In particular, $V'=V \times Q$, where $Q=\{q(u,v) \mid u,v \in V\} \cup \{-\infty\}$ is the set of $q$-values that occur on the edges of $G$ along with $-\infty$. Thus, a vertex in the new graph is a pair $\langle v,x \rangle$. Now we have an edge $\langle v,x \rangle \to \langle w,y \rangle$ in the new graph whenever $v \to w$ is an edge in $G$ and $y = q(v,w) > x$, and the $p$-weight on this edge is $p(v,w)$. If $s$ is the source vertex in $G$, then the source vertex in $G'$ is $\langle s,-\infty\rangle$.

Now use any shortest-paths algorithm to find the shortest paths in $G'$ starting from the source $\langle s,-\infty\rangle$. If all $p$-weights are non-negative, you can use Dijkstra's algorithm.

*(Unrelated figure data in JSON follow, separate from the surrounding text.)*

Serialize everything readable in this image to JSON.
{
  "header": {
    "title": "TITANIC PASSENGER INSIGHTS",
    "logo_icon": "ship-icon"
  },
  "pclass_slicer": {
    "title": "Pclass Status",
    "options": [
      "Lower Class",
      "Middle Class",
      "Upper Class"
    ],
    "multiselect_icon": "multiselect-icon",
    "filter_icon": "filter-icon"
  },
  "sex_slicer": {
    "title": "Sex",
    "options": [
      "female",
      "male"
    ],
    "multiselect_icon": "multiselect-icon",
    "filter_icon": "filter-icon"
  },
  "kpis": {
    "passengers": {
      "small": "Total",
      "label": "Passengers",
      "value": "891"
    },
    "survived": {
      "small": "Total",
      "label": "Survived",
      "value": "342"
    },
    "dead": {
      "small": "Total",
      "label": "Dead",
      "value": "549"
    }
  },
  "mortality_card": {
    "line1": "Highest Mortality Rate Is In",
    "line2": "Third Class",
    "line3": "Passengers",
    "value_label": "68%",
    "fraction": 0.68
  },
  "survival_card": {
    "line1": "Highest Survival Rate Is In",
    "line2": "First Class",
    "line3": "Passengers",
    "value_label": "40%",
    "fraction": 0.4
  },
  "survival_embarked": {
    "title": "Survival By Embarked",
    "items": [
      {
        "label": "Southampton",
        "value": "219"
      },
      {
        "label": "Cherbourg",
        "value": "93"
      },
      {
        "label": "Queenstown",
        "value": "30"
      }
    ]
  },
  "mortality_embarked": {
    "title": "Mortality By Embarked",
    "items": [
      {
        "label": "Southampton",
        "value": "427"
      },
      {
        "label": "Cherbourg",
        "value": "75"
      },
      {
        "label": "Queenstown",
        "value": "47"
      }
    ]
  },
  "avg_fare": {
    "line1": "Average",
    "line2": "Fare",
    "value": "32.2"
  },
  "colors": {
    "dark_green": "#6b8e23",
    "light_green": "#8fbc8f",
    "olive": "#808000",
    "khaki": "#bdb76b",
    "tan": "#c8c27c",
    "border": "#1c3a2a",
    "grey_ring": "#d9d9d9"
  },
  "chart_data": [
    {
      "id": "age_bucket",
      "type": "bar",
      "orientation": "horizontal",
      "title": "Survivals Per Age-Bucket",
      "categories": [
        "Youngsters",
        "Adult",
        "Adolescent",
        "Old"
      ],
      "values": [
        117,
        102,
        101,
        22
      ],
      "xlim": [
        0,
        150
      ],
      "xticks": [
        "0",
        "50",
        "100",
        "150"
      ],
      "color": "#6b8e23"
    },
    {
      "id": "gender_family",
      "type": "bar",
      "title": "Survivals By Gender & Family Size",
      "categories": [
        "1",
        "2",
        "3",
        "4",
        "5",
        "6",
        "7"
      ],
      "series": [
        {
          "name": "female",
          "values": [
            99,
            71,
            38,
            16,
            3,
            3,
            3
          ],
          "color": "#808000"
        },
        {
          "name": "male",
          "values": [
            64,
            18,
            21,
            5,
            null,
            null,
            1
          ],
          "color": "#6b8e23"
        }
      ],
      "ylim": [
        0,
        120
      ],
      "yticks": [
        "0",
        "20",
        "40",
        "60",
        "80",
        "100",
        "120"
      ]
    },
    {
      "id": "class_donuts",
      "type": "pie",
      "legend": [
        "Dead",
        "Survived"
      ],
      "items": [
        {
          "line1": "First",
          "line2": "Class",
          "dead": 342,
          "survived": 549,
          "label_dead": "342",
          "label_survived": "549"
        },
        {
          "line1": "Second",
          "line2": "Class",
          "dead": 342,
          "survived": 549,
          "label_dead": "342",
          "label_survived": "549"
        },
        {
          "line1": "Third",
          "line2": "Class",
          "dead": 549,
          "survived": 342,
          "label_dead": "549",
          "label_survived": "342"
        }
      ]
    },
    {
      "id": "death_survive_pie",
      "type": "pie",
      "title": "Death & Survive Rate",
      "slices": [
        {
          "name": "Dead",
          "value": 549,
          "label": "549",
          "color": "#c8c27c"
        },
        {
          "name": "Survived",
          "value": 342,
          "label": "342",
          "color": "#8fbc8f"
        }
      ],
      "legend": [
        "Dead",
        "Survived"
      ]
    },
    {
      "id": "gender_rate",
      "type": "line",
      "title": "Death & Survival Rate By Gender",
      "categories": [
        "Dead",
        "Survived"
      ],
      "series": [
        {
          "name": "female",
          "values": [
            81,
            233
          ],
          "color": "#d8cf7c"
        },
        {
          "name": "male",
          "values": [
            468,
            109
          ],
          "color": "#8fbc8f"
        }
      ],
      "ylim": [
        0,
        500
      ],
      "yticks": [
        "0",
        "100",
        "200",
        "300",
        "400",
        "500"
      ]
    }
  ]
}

If $p$-weights can be negative, use Bellman-Ford.


This is a product construction, where you're taking a product between $G$ and a secondary graph which requires that $q$-values be strictly monotonically increasing. See especially How hard is finding the shortest path in a graph matching a given regular language? for the general case, and Shortest path given correct order of colours? and Retrieving the cheapest path of a graph with time-dependent edge weights for a few other analogous examples.